PointCloud before filtering: 119978 data points (x y z).
PointCloud after filtering: 5110 data points (x y z).

------------checking PCL VoxelGrid---------------- 
PCL VoxelGrid by Time: 16.5497 ms.
PointCloud before filtering: 119978 data points (x y z).
PointCloud after filtering: 3440 data points (x y z).

Finally, I don't know why cuda-pcl in PassThrough is better than pcl but in VoxelGrid is not well, but I think maybe that's why pcl remove the cuda support of voxelgrid in pcl-1.13.1.
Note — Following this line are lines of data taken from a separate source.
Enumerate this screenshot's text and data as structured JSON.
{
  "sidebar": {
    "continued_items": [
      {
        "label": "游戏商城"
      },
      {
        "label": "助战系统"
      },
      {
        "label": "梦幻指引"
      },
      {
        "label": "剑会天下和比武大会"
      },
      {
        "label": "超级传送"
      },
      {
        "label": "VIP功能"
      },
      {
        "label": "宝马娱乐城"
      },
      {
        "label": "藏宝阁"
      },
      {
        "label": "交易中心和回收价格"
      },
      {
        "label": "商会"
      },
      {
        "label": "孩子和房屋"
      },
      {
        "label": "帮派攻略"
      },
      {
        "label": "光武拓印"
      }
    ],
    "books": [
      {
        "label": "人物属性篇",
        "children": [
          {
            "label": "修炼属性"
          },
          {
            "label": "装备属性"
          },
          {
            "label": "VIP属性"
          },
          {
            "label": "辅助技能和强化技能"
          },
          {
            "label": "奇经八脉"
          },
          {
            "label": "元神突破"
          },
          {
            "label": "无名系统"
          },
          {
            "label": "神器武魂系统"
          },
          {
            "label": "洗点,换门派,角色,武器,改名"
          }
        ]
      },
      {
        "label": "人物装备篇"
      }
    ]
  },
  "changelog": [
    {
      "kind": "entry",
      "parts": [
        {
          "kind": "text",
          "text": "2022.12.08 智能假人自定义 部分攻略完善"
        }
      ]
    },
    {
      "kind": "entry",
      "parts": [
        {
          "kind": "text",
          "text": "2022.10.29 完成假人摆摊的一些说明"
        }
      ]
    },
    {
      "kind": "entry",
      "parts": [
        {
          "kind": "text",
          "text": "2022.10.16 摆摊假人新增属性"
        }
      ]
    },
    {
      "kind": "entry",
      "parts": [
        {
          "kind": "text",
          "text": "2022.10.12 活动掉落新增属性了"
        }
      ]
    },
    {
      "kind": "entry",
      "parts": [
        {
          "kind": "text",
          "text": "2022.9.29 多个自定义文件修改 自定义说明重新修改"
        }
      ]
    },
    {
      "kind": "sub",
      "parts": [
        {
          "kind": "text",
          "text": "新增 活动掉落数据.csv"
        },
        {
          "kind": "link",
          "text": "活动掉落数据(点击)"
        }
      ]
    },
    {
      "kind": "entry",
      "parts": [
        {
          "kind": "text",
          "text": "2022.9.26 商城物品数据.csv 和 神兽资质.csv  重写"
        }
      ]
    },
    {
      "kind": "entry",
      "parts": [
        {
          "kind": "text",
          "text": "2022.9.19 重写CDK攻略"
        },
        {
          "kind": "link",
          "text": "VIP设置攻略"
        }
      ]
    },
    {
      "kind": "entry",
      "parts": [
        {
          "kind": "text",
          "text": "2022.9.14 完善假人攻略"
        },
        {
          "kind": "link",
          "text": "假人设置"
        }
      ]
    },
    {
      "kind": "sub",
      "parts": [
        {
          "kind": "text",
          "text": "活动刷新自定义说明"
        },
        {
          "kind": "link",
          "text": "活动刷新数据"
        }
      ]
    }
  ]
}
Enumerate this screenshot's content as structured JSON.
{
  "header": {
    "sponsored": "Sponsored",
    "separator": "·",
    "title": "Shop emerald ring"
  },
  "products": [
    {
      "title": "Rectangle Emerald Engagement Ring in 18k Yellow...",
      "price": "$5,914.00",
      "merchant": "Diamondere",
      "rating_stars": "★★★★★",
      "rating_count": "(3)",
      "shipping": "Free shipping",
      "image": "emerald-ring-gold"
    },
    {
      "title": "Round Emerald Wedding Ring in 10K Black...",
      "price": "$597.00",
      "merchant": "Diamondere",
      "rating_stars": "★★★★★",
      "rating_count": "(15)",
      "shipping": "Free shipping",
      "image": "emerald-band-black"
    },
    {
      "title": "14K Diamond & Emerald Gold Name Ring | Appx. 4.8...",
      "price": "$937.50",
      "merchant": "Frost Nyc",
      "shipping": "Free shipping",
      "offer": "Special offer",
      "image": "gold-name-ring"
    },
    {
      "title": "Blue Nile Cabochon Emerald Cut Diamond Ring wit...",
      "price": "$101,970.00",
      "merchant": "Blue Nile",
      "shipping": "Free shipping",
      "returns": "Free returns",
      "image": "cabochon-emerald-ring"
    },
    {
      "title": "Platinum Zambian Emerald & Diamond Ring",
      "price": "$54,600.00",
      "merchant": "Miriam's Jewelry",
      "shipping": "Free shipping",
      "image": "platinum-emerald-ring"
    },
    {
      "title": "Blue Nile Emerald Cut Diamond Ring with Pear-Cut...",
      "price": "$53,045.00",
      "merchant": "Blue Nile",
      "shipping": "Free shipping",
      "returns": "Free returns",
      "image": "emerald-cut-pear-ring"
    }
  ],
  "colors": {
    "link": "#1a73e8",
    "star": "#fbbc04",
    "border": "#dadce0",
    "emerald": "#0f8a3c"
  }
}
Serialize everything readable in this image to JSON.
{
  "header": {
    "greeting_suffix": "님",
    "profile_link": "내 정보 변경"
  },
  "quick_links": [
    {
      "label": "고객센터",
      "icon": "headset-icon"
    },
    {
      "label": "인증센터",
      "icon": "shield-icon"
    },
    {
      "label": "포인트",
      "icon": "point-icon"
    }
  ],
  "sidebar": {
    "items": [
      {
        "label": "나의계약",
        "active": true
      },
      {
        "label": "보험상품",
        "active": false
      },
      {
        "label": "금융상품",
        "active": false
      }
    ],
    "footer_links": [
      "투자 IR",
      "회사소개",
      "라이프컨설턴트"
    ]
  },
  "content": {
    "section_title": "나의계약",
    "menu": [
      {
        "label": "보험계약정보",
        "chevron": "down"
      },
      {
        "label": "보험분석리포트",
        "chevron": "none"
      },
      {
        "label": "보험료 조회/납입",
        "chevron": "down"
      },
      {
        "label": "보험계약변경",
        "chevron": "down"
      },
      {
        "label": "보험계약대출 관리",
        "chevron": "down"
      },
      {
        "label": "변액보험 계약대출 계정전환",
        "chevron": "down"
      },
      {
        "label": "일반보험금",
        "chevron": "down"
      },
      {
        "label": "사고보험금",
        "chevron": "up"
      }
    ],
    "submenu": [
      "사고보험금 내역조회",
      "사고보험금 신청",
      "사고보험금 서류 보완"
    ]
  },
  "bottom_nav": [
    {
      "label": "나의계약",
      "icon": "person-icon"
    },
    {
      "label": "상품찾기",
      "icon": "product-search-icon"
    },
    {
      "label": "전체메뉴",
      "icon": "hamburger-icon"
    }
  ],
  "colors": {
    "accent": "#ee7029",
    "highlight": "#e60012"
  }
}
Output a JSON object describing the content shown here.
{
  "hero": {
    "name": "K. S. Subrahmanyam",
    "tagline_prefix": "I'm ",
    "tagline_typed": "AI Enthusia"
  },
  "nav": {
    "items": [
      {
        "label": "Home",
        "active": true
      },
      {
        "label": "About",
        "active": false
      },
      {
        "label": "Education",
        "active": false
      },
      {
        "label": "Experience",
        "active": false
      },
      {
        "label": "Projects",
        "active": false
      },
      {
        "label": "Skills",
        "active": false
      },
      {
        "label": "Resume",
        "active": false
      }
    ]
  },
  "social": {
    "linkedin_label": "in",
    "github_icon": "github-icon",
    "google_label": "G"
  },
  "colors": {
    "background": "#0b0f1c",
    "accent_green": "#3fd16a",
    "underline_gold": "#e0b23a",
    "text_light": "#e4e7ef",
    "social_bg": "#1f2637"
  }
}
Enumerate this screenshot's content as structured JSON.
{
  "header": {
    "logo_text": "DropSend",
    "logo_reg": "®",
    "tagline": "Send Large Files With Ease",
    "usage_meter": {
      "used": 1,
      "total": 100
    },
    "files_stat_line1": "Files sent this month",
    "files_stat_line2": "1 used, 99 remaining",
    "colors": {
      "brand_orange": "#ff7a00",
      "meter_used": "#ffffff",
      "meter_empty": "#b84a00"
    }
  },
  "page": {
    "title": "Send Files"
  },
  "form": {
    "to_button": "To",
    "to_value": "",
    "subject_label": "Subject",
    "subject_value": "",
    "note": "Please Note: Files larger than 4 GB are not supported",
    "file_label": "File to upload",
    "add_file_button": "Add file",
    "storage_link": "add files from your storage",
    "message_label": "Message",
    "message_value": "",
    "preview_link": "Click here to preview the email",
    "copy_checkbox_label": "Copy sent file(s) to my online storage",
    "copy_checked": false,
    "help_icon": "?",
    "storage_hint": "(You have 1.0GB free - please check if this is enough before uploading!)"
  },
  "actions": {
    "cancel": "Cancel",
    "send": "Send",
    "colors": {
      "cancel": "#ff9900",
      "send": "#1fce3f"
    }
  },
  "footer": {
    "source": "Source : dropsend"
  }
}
qilinhu commented 7 months ago

@MagicalBrain hello,I want to ask for advice. Running machine environment:

image

When I use the official cuFilter demo, the cuda calculation time is basically the same as the official one. As follows: ------------checking CUDA VoxelGrid---------------- CUDA VoxelGrid by Time: 3.20768 ms. CUDA VoxelGrid before filtering: 119978 CUDA VoxelGrid after filtering: 3440

But when I try to set setP.voxelX, setP.voxelY, and setP.voxelZ to 0.09, the cuda calculation time is much slower, which is not as expected. As follows: ------------checking CUDA VoxelGrid---------------- CUDA VoxelGrid by Time: 3109.65 ms. CUDA VoxelGrid before filtering: 119978 CUDA VoxelGrid after filtering: 62844

Why is this? Is there any way to solve this situation? In most cases, setP.voxelX, setP.voxelY, and setP.voxelZ cannot always be set to 1. I hope someone can help.